The monk blue his conch at the Otaki summit shrine; a salute to the mountain. We were ready. Stepping out from the shrine wall was like stepping into a fast flowing river--the wind pushed mightily and threatened to undermine each step. We crouched and slowly made our way up the rocky ridge. I looked back to check on the monk who was coming up behind us. He seemed to be having trouble. The wind came in strong, quick gusts pummeling my body with Ali-esque force. Rain pelted my face, stinging like shards of glass. I tried to keep looking back to check on the monk, but eventually lost myself in my own struggle and couldn't keep track of him.

We made fairly good time to the Ken-ga-mine summit and quickly jumped into the mountain hut there. The ceremony there was to begin at 10 AM, in about 15 minutes. We rested alongside white-clad worshipers; drank some tea. At 10 we climbed the stone steps that lead to the summit. Worshipers were crowding into a small hut next to the shrine. I saw S-san from the Otaki community center and he informed me that the ceremony was going to happen inside this year. "I'm heading down for the ceremony at the Otaki summit," he said.
"Can we join you," I asked.
"Sure". S-san is a seaoned veteran on Ontake-san, so I felt relieved to be going down with him.

As we began out descent the wind exploded upon us with even greater force than before. I knew that to my left sat a steep gully, which drops away for about 1,000 meters and ends in a series of massive waterfalls--one misplaced step could mean a quick ride to the foot of the mountain. The wind was coming from my right. I moved my legs one at a time, placing each firmly and then leaning my body into the wind. A rope that runs the length of the ridge connecting the Ken-ga-mine and Otaki summits provided some stability, but at one point I accidentally uprooted one of the stakes connecting the rope to the mountain . . . not much help there.

Even with the wind we made fairly good time down from the summit and arrived back at the Otaki summit just before the ceremony was to begin at 10:30 AM. The villagers who had climbed for the ceremony gathered within the small shrine. The priests, who wore their full ritual attire, emerged from the hut and the ceremony began. As the priests chanted and intoned the spirits of the mountain gusts of wind continued to slam the shrine, threatening to overturn the sake, vegetables, and other offerings placed on the alter. At one point a gust tossed the hat off from one of the priests' head, but he didn't skip a beat and kept on chanting while someone tied it back on.

The ceremony was cut a bit short, but representatives from various groups in the village were able to make their prayers to Ontake-san.

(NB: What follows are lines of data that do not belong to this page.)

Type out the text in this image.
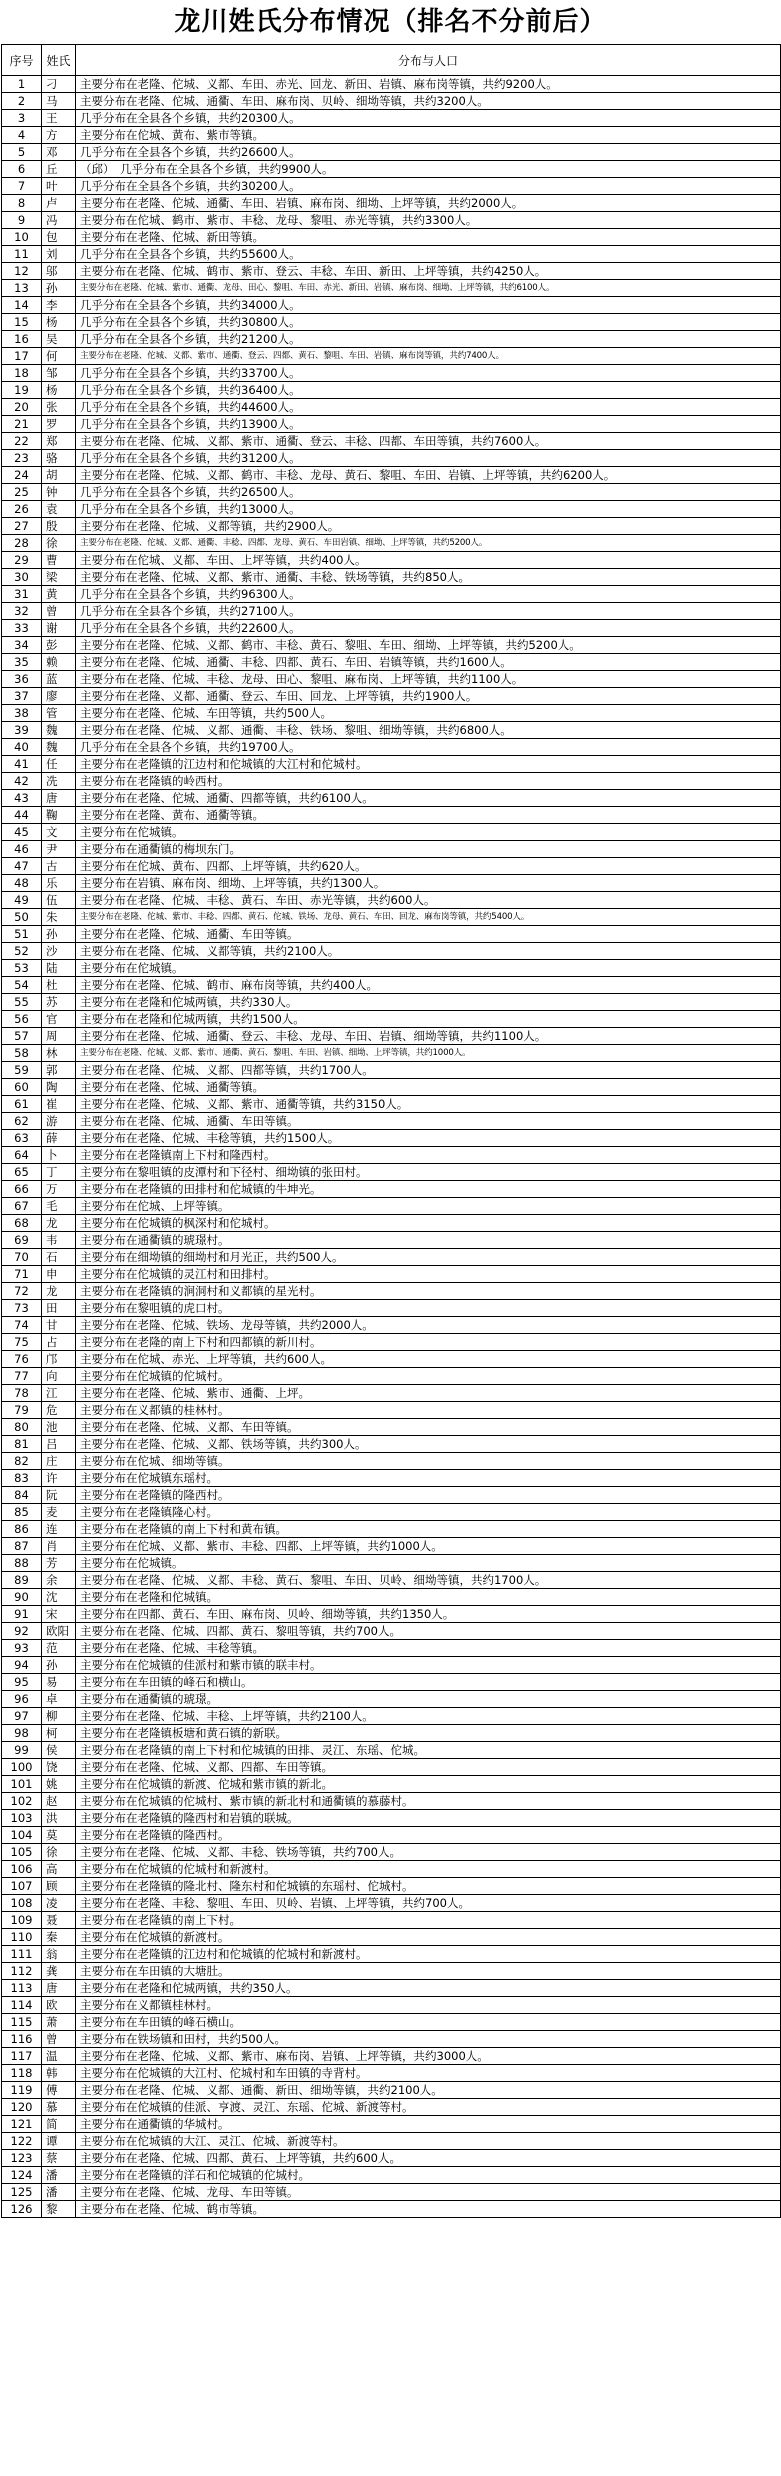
龙川姓氏分布情况（排名不分前后）
序号	姓氏	分布与人口
1	刁	主要分布在老隆、佗城、义都、车田、赤光、回龙、新田、岩镇、麻布岗等镇，共约9200人。
2	马	主要分布在老隆、佗城、通衢、车田、麻布岗、贝岭、细坳等镇，共约3200人。
3	王	几乎分布在全县各个乡镇，共约20300人。
4	方	主要分布在佗城、黄布、紫市等镇。
5	邓	几乎分布在全县各个乡镇，共约26600人。
6	丘	（邱）　几乎分布在全县各个乡镇，共约9900人。
7	叶	几乎分布在全县各个乡镇，共约30200人。
8	卢	主要分布在老隆、佗城、通衢、车田、岩镇、麻布岗、细坳、上坪等镇，共约2000人。
9	冯	主要分布在佗城、鹤市、紫市、丰稔、龙母、黎咀、赤光等镇，共约3300人。
10	包	主要分布在老隆、佗城、新田等镇。
11	刘	几乎分布在全县各个乡镇，共约55600人。
12	邬	主要分布在老隆、佗城、鹤市、紫市、登云、丰稔、车田、新田、上坪等镇，共约4250人。
13	孙	主要分布在老隆、佗城、紫市、通衢、龙母、田心、黎咀、车田、赤光、新田、岩镇、麻布岗、细坳、上坪等镇，共约6100人。
14	李	几乎分布在全县各个乡镇，共约34000人。
15	杨	几乎分布在全县各个乡镇，共约30800人。
16	吴	几乎分布在全县各个乡镇，共约21200人。
17	何	主要分布在老隆、佗城、义都、紫市、通衢、登云、四都、黄石、黎咀、车田、岩镇、麻布岗等镇，共约7400人。
18	邹	几乎分布在全县各个乡镇，共约33700人。
19	杨	几乎分布在全县各个乡镇，共约36400人。
20	张	几乎分布在全县各个乡镇，共约44600人。
21	罗	几乎分布在全县各个乡镇，共约13900人。
22	郑	主要分布在老隆、佗城、义都、紫市、通衢、登云、丰稔、四都、车田等镇，共约7600人。
23	骆	几乎分布在全县各个乡镇，共约31200人。
24	胡	主要分布在老隆、佗城、义都、鹤市、丰稔、龙母、黄石、黎咀、车田、岩镇、上坪等镇，共约6200人。
25	钟	几乎分布在全县各个乡镇，共约26500人。
26	袁	几乎分布在全县各个乡镇，共约13000人。
27	殷	主要分布在老隆、佗城、义都等镇，共约2900人。
28	徐	主要分布在老隆、佗城、义都、通衢、丰稔、四都、龙母、黄石、车田岩镇、细坳、上坪等镇，共约5200人。
29	曹	主要分布在佗城、义都、车田、上坪等镇，共约400人。
30	梁	主要分布在老隆、佗城、义都、紫市、通衢、丰稔、铁场等镇，共约850人。
31	黄	几乎分布在全县各个乡镇，共约96300人。
32	曾	几乎分布在全县各个乡镇，共约27100人。
33	谢	几乎分布在全县各个乡镇，共约22600人。
34	彭	主要分布在老隆、佗城、义都、鹤市、丰稔、黄石、黎咀、车田、细坳、上坪等镇，共约5200人。
35	赖	主要分布在老隆、佗城、通衢、丰稔、四都、黄石、车田、岩镇等镇，共约1600人。
36	蓝	主要分布在老隆、佗城、丰稔、龙母、田心、黎咀、麻布岗、上坪等镇，共约1100人。
37	廖	主要分布在老隆、义都、通衢、登云、车田、回龙、上坪等镇，共约1900人。
38	管	主要分布在老隆、佗城、车田等镇，共约500人。
39	魏	主要分布在老隆、佗城、义都、通衢、丰稔、铁场、黎咀、细坳等镇，共约6800人。
40	魏	几乎分布在全县各个乡镇，共约19700人。
41	任	主要分布在老隆镇的江边村和佗城镇的大江村和佗城村。
42	冼	主要分布在老隆镇的岭西村。
43	唐	主要分布在老隆、佗城、通衢、四都等镇，共约6100人。
44	鞠	主要分布在老隆、黄布、通衢等镇。
45	文	主要分布在佗城镇。
46	尹	主要分布在通衢镇的梅坝东门。
47	古	主要分布在佗城、黄布、四都、上坪等镇，共约620人。
48	乐	主要分布在岩镇、麻布岗、细坳、上坪等镇，共约1300人。
49	伍	主要分布在老隆、佗城、丰稔、黄石、车田、赤光等镇，共约600人。
50	朱	主要分布在老隆、佗城、紫市、丰稔、四都、黄石、佗城、铁场、龙母、黄石、车田、回龙、麻布岗等镇，共约5400人。
51	孙	主要分布在老隆、佗城、通衢、车田等镇。
52	沙	主要分布在老隆、佗城、义都等镇，共约2100人。
53	陆	主要分布在佗城镇。
54	杜	主要分布在老隆、佗城、鹤市、麻布岗等镇，共约400人。
55	苏	主要分布在老隆和佗城两镇，共约330人。
56	官	主要分布在老隆和佗城两镇，共约1500人。
57	周	主要分布在老隆、佗城、通衢、登云、丰稔、龙母、车田、岩镇、细坳等镇，共约1100人。
58	林	主要分布在老隆、佗城、义都、紫市、通衢、黄石、黎咀、车田、岩镇、细坳、上坪等镇，共约1000人。
59	郭	主要分布在老隆、佗城、义都、四都等镇，共约1700人。
60	陶	主要分布在老隆、佗城、通衢等镇。
61	崔	主要分布在老隆、佗城、义都、紫市、通衢等镇，共约3150人。
62	游	主要分布在老隆、佗城、通衢、车田等镇。
63	薛	主要分布在老隆、佗城、丰稔等镇，共约1500人。
64	卜	主要分布在老隆镇南上下村和隆西村。
65	丁	主要分布在黎咀镇的皮潭村和下径村、细坳镇的张田村。
66	万	主要分布在老隆镇的田排村和佗城镇的牛坤光。
67	毛	主要分布在佗城、上坪等镇。
68	龙	主要分布在佗城镇的枫深村和佗城村。
69	韦	主要分布在通衢镇的琥璟村。
70	石	主要分布在细坳镇的细坳村和月光正，共约500人。
71	申	主要分布在佗城镇的灵江村和田排村。
72	龙	主要分布在老隆镇的涧洞村和义都镇的星光村。
73	田	主要分布在黎咀镇的虎口村。
74	甘	主要分布在老隆、佗城、铁场、龙母等镇，共约2000人。
75	占	主要分布在老隆的南上下村和四都镇的新川村。
76	邝	主要分布在佗城、赤光、上坪等镇，共约600人。
77	向	主要分布在佗城镇的佗城村。
78	江	主要分布在老隆、佗城、紫市、通衢、上坪。
79	危	主要分布在义都镇的桂林村。
80	池	主要分布在老隆、佗城、义都、车田等镇。
81	吕	主要分布在老隆、佗城、义都、铁场等镇，共约300人。
82	庄	主要分布在佗城、细坳等镇。
83	许	主要分布在佗城镇东瑶村。
84	阮	主要分布在老隆镇的隆西村。
85	麦	主要分布在老隆镇隆心村。
86	连	主要分布在老隆镇的南上下村和黄布镇。
87	肖	主要分布在佗城、义都、紫市、丰稔、四都、上坪等镇，共约1000人。
88	芳	主要分布在佗城镇。
89	余	主要分布在老隆、佗城、义都、丰稔、黄石、黎咀、车田、贝岭、细坳等镇，共约1700人。
90	沈	主要分布在老隆和佗城镇。
91	宋	主要分布在四都、黄石、车田、麻布岗、贝岭、细坳等镇，共约1350人。
92	欧阳	主要分布在老隆、佗城、四都、黄石、黎咀等镇，共约700人。
93	范	主要分布在老隆、佗城、丰稔等镇。
94	孙	主要分布在佗城镇的佳派村和紫市镇的联丰村。
95	易	主要分布在车田镇的峰石和横山。
96	卓	主要分布在通衢镇的琥璟。
97	柳	主要分布在老隆、佗城、丰稔、上坪等镇，共约2100人。
98	柯	主要分布在老隆镇板塘和黄石镇的新联。
99	侯	主要分布在老隆镇的南上下村和佗城镇的田排、灵江、东瑶、佗城。
100	饶	主要分布在老隆、佗城、义都、四都、车田等镇。
101	姚	主要分布在佗城镇的新渡、佗城和紫市镇的新北。
102	赵	主要分布在佗城镇的佗城村、紫市镇的新北村和通衢镇的慕藤村。
103	洪	主要分布在老隆镇的隆西村和岩镇的联城。
104	莫	主要分布在老隆镇的隆西村。
105	徐	主要分布在老隆、佗城、义都、丰稔、铁场等镇，共约700人。
106	高	主要分布在佗城镇的佗城村和新渡村。
107	顾	主要分布在老隆镇的隆北村、隆东村和佗城镇的东瑶村、佗城村。
108	凌	主要分布在老隆、丰稔、黎咀、车田、贝岭、岩镇、上坪等镇，共约700人。
109	聂	主要分布在老隆镇的南上下村。
110	秦	主要分布在佗城镇的新渡村。
111	翁	主要分布在老隆镇的江边村和佗城镇的佗城村和新渡村。
112	龚	主要分布在车田镇的大塘肚。
113	唐	主要分布在老隆和佗城两镇，共约350人。
114	欧	主要分布在义都镇桂林村。
115	萧	主要分布在车田镇的峰石横山。
116	曾	主要分布在铁场镇和田村，共约500人。
117	温	主要分布在老隆、佗城、义都、紫市、麻布岗、岩镇、上坪等镇，共约3000人。
118	韩	主要分布在佗城镇的大江村、佗城村和车田镇的寺背村。
119	傅	主要分布在老隆、佗城、义都、通衢、新田、细坳等镇，共约2100人。
120	慕	主要分布在佗城镇的佳派、亨渡、灵江、东瑶、佗城、新渡等村。
121	简	主要分布在通衢镇的华城村。
122	谭	主要分布在佗城镇的大江、灵江、佗城、新渡等村。
123	蔡	主要分布在老隆、佗城、四都、黄石、上坪等镇，共约600人。
124	潘	主要分布在老隆镇的洋石和佗城镇的佗城村。
125	潘	主要分布在老隆、佗城、龙母、车田等镇。
126	黎	主要分布在老隆、佗城、鹤市等镇。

We all retired to the mountain hut, stripped our wet clothes and feasted on fried fish while drinking newly sanctified sake.

R-san's and my descent was uneventful. The trail had become a small flowing stream. We reached the car in no time and drove to the nearest onsen for a bath. As we sat in the hot, iron rich waters sunlight began to filter, and then pour, into the forest as the sky cleared . . . the timing for the ceremony had been just off. Oh, well. We sat happy and warm in the bath, laughing about the wild winds and the driving rain.



Monday, July 13, 2009

Forgotten roads

There is a landscape that lays like lattice-work across the mountains and deep valleys of Otaki. This landscape is spiritual in nature--attuned to the sacred Mount Ontake, which stands at its center. Once well trodden roads articulate with points of power or significance where statues or other markers stand. However, these markers and roads are disappearing into forests that are now rarely visited by humans.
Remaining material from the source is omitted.